Docs/Streams/Features

Multi-Source Streams

A multi-source stream reads from two or more connections and writes the combined data into a single target. Each source connection gets an alias (e.g., pg1, my1) used as a prefix in table references.

Use multi-source streams when you need to combine data from different systems into a single target — for example, merging customer data from PostgreSQL with product data from MySQL, or loading database records and S3-backed files into the same destination.

Each source contributes its own dataset, and all results are written into the same target as part of a single stream run.

Multi-source is available in Load mode only — CDC streams use a single source.

Supported source combinations

Multi-source streams can mix different connection types:

  • Database + database (e.g., PostgreSQL + MySQL, or multiple databases of the same engine)
  • Database + local files (CSV, JSON, Parquet)
  • Database + S3-compatible storage
  • Files + S3

Example scenario

  • PostgreSQL (pg1) contains customers and orders
  • MySQL (my1) contains the product catalog
  • S3 (s31) contains historical sales exports

A multi-source stream can load all of these into a single warehouse, where downstream queries combine them.

How aliases work

Each source connection in a multi-source stream requires a unique alias. The UI auto-generates aliases based on connection type:

Connection typeAlias pattern
PostgreSQLpg1, pg2, ...
MySQL / MariaDBmy1, my2, ...
S3s31, s32, ...
Local files (CSV, JSON, Parquet)files1, files2, ...

Aliases can be edited manually in the stream configuration UI. For single-source streams, the alias field is omitted automatically.

Configuring a multi-source stream

In the UI

In the UI, each source appears as a separate panel with its own database, table, bucket, or file selection.

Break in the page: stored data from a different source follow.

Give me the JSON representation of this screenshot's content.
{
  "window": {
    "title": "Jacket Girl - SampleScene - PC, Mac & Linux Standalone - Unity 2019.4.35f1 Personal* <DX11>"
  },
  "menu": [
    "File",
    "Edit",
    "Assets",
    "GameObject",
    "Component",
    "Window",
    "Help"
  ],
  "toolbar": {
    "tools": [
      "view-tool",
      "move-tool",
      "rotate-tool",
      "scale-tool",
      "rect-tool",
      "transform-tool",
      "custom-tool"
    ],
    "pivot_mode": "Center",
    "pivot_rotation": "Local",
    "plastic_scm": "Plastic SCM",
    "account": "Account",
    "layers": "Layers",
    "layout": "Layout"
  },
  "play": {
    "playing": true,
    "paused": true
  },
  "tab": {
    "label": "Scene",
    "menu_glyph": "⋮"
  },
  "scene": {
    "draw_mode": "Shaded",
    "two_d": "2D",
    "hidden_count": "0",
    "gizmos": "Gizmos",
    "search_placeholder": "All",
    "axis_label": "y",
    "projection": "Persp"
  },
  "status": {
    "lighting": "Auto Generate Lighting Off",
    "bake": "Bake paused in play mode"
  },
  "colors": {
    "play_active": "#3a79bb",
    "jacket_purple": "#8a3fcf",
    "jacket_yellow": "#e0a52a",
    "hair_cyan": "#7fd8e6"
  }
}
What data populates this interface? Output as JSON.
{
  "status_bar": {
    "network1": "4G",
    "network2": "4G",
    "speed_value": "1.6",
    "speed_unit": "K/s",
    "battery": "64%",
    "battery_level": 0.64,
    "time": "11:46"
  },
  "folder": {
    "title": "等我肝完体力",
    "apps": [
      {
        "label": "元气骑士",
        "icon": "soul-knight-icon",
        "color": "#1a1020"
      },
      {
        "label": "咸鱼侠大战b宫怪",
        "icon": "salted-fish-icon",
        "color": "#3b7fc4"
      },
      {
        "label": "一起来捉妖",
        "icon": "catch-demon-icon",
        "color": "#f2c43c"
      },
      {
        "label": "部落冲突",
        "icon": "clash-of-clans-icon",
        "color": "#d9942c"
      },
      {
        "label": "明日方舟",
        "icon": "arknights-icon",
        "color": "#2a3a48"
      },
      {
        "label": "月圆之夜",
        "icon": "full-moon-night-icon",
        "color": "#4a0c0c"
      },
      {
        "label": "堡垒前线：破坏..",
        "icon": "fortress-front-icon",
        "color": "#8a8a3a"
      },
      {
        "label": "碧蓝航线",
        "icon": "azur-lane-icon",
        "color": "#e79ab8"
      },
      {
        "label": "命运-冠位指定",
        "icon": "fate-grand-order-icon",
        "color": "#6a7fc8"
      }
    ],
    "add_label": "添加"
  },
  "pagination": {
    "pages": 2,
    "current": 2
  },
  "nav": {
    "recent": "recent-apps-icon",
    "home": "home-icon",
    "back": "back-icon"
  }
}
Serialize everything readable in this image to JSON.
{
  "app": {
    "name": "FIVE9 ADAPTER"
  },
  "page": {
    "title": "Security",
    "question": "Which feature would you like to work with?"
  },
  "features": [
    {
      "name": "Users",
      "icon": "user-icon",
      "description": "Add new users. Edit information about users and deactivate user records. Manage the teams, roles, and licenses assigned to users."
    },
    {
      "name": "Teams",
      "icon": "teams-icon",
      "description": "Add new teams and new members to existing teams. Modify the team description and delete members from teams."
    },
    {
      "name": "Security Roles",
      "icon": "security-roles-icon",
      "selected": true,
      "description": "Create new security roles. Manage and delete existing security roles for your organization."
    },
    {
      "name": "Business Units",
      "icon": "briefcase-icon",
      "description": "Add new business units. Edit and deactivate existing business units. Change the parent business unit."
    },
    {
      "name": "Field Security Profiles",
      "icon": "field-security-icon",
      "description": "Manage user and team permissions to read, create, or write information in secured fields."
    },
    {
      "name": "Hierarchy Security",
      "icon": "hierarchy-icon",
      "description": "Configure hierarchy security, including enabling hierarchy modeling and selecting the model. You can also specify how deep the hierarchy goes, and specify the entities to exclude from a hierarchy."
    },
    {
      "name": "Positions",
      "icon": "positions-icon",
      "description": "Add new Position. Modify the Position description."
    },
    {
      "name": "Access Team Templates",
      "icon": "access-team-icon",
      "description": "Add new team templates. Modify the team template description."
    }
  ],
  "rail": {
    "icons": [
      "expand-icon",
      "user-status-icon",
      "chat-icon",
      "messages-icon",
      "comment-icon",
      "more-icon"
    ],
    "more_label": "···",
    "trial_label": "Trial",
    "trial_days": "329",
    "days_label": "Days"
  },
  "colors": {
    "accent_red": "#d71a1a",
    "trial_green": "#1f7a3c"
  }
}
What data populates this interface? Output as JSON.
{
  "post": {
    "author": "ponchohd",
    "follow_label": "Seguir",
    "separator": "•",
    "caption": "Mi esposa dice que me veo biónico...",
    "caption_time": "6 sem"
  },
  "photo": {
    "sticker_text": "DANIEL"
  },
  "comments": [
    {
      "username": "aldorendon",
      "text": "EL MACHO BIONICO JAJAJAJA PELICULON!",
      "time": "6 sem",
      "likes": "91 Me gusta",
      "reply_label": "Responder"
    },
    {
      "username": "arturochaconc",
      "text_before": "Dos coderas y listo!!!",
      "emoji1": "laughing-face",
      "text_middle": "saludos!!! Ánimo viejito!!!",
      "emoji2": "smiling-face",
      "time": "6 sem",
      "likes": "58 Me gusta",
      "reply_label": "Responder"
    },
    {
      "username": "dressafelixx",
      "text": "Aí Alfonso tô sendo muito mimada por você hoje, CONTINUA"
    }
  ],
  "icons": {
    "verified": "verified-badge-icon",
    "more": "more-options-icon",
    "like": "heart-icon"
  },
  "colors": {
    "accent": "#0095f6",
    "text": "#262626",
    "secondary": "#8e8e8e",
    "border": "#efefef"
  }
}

  1. Open New Stream Config from the Streams page.
  2. Select Load mode.
  3. In the source panel, add the first connection and select a database (or bucket/folder for file sources).
  4. Click Add Connection to add a second source. An alias is assigned automatically.
  5. Repeat for additional sources.
  6. Select tables or files from each source independently.
  7. Configure the target and start the stream.
  8. Verify the stream reaches finished and the row counts per source match expectations in run history.

Via API

Each source connection is an entry in the source.connections array. Include the alias field for every connection when there are two or more:

{
  "name": "multi_db_sync",
  "mode": "load",
  "source": {
    "connections": [
      {
        "alias": "pg1",
        "connectionId": "conn_POSTGRES_ID",
        "database": "sales_db",
        "schema": "public",
        "tables": [
          { "name": "customers" },
          { "name": "orders" }
        ]
      },
      {
        "alias": "my1",
        "connectionId": "conn_MYSQL_ID",
        "database": "inventory_db",
        "tables": [
          { "name": "products" }
        ]
      }
    ]
  },
  "target": {
    "id": "conn_TARGET_ID",
    "spec": {
      "db": {
        "database": "warehouse"
      }
    }
  }
}

For a single-source stream, omit the alias field and use one entry in connections.

Mixing tables, queries, and files

Each connection in a multi-source stream can use its own selection model:

  • Database connections can include tables, custom queries, or both
  • S3 and local file connections use their own selection fields (s3.prefixes, s3.objects, files.paths) instead of tables or queries

Each source connection is processed independently. In mixed streams, table-based sources stream in parallel, query-based sources execute sequentially, and the results are written into the same target run.

Important:

  • multi-source streams do not perform cross-source joins
  • each source is read independently
  • results are combined only at the target level

If you need to join data across sources, use a federated query first, then turn it into a query-driven stream.

Multi-source streams vs federated queries

Both features use the same alias model, but they solve different problems:

  • Federated queries are for analysis: one SQL query across multiple sources without persisting results
  • Multi-source streams are for data movement: read from multiple sources and write the result into a target

Use federated queries to prototype and validate joins. Use multi-source streams to move and persist the resulting dataset.

You can prototype a multi-source query in the SQL Console before turning it into a stream:

  1. Open the SQL Console.
  2. Select multiple sources and assign aliases.
  3. Write and test a cross-source query using alias-qualified table names (e.g., pg1.public.customers).
  4. Use the validated query structure when configuring the stream.